When you've had substantial buildup of mineral deposits and soap scum, white vinegar and baking soda alone won't cut it. In these cases, you can use a DIY cleaning solution made with equal parts grease-cutting dish soap and vinegar as well as scrubbing pads like Magic Erasers. In severe cases, you may find that ammonia can help break up particularly bad hard water stains. Always wear gloves and properly ventilate your bathroom when working with ammonia.



Alternatively, lubricating liquids such as WD-40 have been reported to work well on water spots. Spray a thin layer of the oil on your shower door and let it sit for 15 minutes so it has time to break down the water stains. Wipe it down well with a microfiber cloth. These oils clean away easily, so you won't see or feel any residue, but any trace of residual oil can help prevent water spots for a short time in the future.


How to Clean Frosted Glass or Acrylic

Frosted glass, etched glass or acrylic can all be damaged by abrasive products, so they must be treated a little differently. That means you should avoid using anything that can damage the surface, which can include:

  • Scrub sponges
  • Scouring pads
  • Steel wool
  • Vinegar
  • Citrus juice
  • Anything advertised as particularly abrasive or heavy duty


Since you can't use acidic cleaners such as vinegar and lemon juice, you'll need to go with more alkaline solutions.

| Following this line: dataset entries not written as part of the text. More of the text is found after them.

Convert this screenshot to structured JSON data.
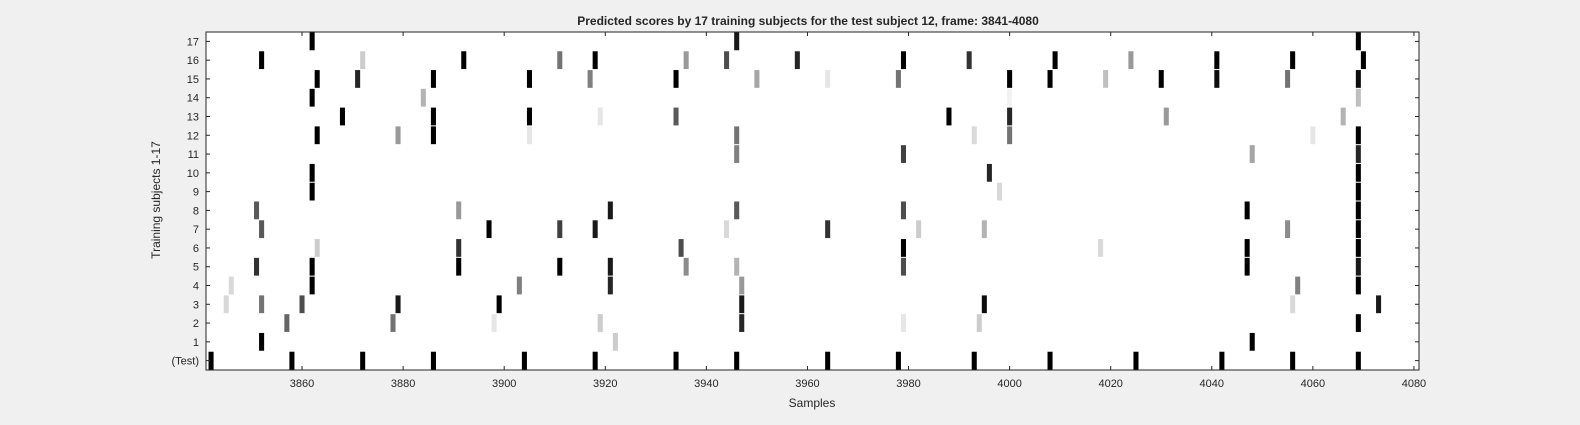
{
  "chart_data": {
    "type": "heatmap",
    "title": "Predicted scores by 17 training subjects for the test subject 12, frame: 3841-4080",
    "xlabel": "Samples",
    "ylabel": "Training subjects 1-17",
    "xlim": [
      3841,
      4080
    ],
    "x_ticks": [
      3860,
      3880,
      3900,
      3920,
      3940,
      3960,
      3980,
      4000,
      4020,
      4040,
      4060,
      4080
    ],
    "rows": [
      "(Test)",
      "1",
      "2",
      "3",
      "4",
      "5",
      "6",
      "7",
      "8",
      "9",
      "10",
      "11",
      "12",
      "13",
      "14",
      "15",
      "16",
      "17"
    ],
    "colormap": "grayscale: 0 = white, 1 = black",
    "background_color": "#ffffff",
    "cells": [
      {
        "row": "(Test)",
        "points": [
          [
            3842,
            1.0
          ],
          [
            3858,
            1.0
          ],
          [
            3872,
            1.0
          ],
          [
            3886,
            1.0
          ],
          [
            3904,
            1.0
          ],
          [
            3918,
            1.0
          ],
          [
            3934,
            1.0
          ],
          [
            3946,
            1.0
          ],
          [
            3964,
            1.0
          ],
          [
            3978,
            1.0
          ],
          [
            3993,
            1.0
          ],
          [
            4008,
            1.0
          ],
          [
            4025,
            1.0
          ],
          [
            4042,
            1.0
          ],
          [
            4056,
            1.0
          ],
          [
            4069,
            1.0
          ]
        ]
      },
      {
        "row": "1",
        "points": [
          [
            3852,
            1.0
          ],
          [
            3922,
            0.2
          ],
          [
            4048,
            1.0
          ]
        ]
      },
      {
        "row": "2",
        "points": [
          [
            3857,
            0.6
          ],
          [
            3878,
            0.55
          ],
          [
            3898,
            0.1
          ],
          [
            3919,
            0.2
          ],
          [
            3947,
            0.85
          ],
          [
            3979,
            0.1
          ],
          [
            3994,
            0.2
          ],
          [
            4069,
            1.0
          ]
        ]
      },
      {
        "row": "3",
        "points": [
          [
            3845,
            0.15
          ],
          [
            3852,
            0.55
          ],
          [
            3860,
            0.7
          ],
          [
            3879,
            0.9
          ],
          [
            3899,
            1.0
          ],
          [
            3947,
            0.9
          ],
          [
            3995,
            0.95
          ],
          [
            4056,
            0.15
          ],
          [
            4073,
            0.9
          ]
        ]
      },
      {
        "row": "4",
        "points": [
          [
            3846,
            0.15
          ],
          [
            3862,
            1.0
          ],
          [
            3903,
            0.5
          ],
          [
            3921,
            0.85
          ],
          [
            3947,
            0.4
          ],
          [
            4057,
            0.5
          ],
          [
            4069,
            1.0
          ]
        ]
      },
      {
        "row": "5",
        "points": [
          [
            3851,
            0.8
          ],
          [
            3862,
            1.0
          ],
          [
            3891,
            1.0
          ],
          [
            3911,
            1.0
          ],
          [
            3921,
            0.9
          ],
          [
            3936,
            0.45
          ],
          [
            3946,
            0.3
          ],
          [
            3979,
            0.7
          ],
          [
            4047,
            1.0
          ],
          [
            4069,
            0.9
          ]
        ]
      },
      {
        "row": "6",
        "points": [
          [
            3863,
            0.2
          ],
          [
            3891,
            0.8
          ],
          [
            3935,
            0.7
          ],
          [
            3979,
            1.0
          ],
          [
            4018,
            0.15
          ],
          [
            4047,
            1.0
          ],
          [
            4069,
            1.0
          ]
        ]
      },
      {
        "row": "7",
        "points": [
          [
            3852,
            0.65
          ],
          [
            3897,
            1.0
          ],
          [
            3911,
            0.75
          ],
          [
            3918,
            0.9
          ],
          [
            3944,
            0.15
          ],
          [
            3964,
            0.8
          ],
          [
            3982,
            0.2
          ],
          [
            3995,
            0.3
          ],
          [
            4055,
            0.45
          ],
          [
            4069,
            1.0
          ]
        ]
      },
      {
        "row": "8",
        "points": [
          [
            3851,
            0.65
          ],
          [
            3891,
            0.4
          ],
          [
            3921,
            0.9
          ],
          [
            3946,
            0.65
          ],
          [
            3979,
            0.7
          ],
          [
            4047,
            1.0
          ],
          [
            4069,
            1.0
          ]
        ]
      },
      {
        "row": "9",
        "points": [
          [
            3862,
            1.0
          ],
          [
            3998,
            0.15
          ],
          [
            4069,
            1.0
          ]
        ]
      },
      {
        "row": "10",
        "points": [
          [
            3862,
            1.0
          ],
          [
            3996,
            0.85
          ],
          [
            4069,
            1.0
          ]
        ]
      },
      {
        "row": "11",
        "points": [
          [
            3946,
            0.5
          ],
          [
            3979,
            0.75
          ],
          [
            4048,
            0.35
          ],
          [
            4069,
            0.85
          ]
        ]
      },
      {
        "row": "12",
        "points": [
          [
            3863,
            1.0
          ],
          [
            3879,
            0.4
          ],
          [
            3886,
            1.0
          ],
          [
            3905,
            0.1
          ],
          [
            3946,
            0.55
          ],
          [
            3993,
            0.15
          ],
          [
            4000,
            0.55
          ],
          [
            4060,
            0.1
          ],
          [
            4069,
            1.0
          ]
        ]
      },
      {
        "row": "13",
        "points": [
          [
            3868,
            1.0
          ],
          [
            3886,
            1.0
          ],
          [
            3905,
            1.0
          ],
          [
            3919,
            0.1
          ],
          [
            3934,
            0.65
          ],
          [
            3988,
            1.0
          ],
          [
            4000,
            0.85
          ],
          [
            4031,
            0.4
          ],
          [
            4066,
            0.3
          ]
        ]
      },
      {
        "row": "14",
        "points": [
          [
            3862,
            1.0
          ],
          [
            3884,
            0.3
          ],
          [
            4000,
            0.05
          ],
          [
            4069,
            0.25
          ]
        ]
      },
      {
        "row": "15",
        "points": [
          [
            3863,
            1.0
          ],
          [
            3871,
            0.85
          ],
          [
            3886,
            1.0
          ],
          [
            3905,
            1.0
          ],
          [
            3917,
            0.5
          ],
          [
            3934,
            1.0
          ],
          [
            3950,
            0.35
          ],
          [
            3964,
            0.1
          ],
          [
            3978,
            0.55
          ],
          [
            4000,
            1.0
          ],
          [
            4008,
            1.0
          ],
          [
            4019,
            0.25
          ],
          [
            4030,
            1.0
          ],
          [
            4041,
            0.95
          ],
          [
            4055,
            0.55
          ],
          [
            4069,
            0.95
          ]
        ]
      },
      {
        "row": "16",
        "points": [
          [
            3852,
            1.0
          ],
          [
            3872,
            0.2
          ],
          [
            3892,
            1.0
          ],
          [
            3911,
            0.55
          ],
          [
            3918,
            1.0
          ],
          [
            3936,
            0.4
          ],
          [
            3944,
            0.7
          ],
          [
            3958,
            0.85
          ],
          [
            3979,
            1.0
          ],
          [
            3992,
            0.8
          ],
          [
            4009,
            1.0
          ],
          [
            4024,
            0.4
          ],
          [
            4041,
            1.0
          ],
          [
            4056,
            1.0
          ],
          [
            4070,
            1.0
          ]
        ]
      },
      {
        "row": "17",
        "points": [
          [
            3862,
            1.0
          ],
          [
            3946,
            0.9
          ],
          [
            4069,
            1.0
          ]
        ]
      }
    ]
  }
}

D&D Glassworks suggests the following method:

  • Use a glass cleaner like Windex and scrub with paper towels to remove any stuck-on residue. This could actually be enough to complete the job.

  • For tough stains, try mixing a tablespoon of baking soda with 2 cups of water. You can also add dish soap to the cleaning solution for really bad spots. Spray over stuck-on residue, let it soak for a few minutes and scrub it with paper towels.

  • If you had to use the baking soda solution, spray the surface with glass cleaner and wipe with a paper towel a second time to remove any remaining streaks.

  • Clean the shower door track by lining it with cotton balls soaked in vinegar for 15 minutes. Then, remove the cotton balls and scrub with a toothbrush dipped in baking soda.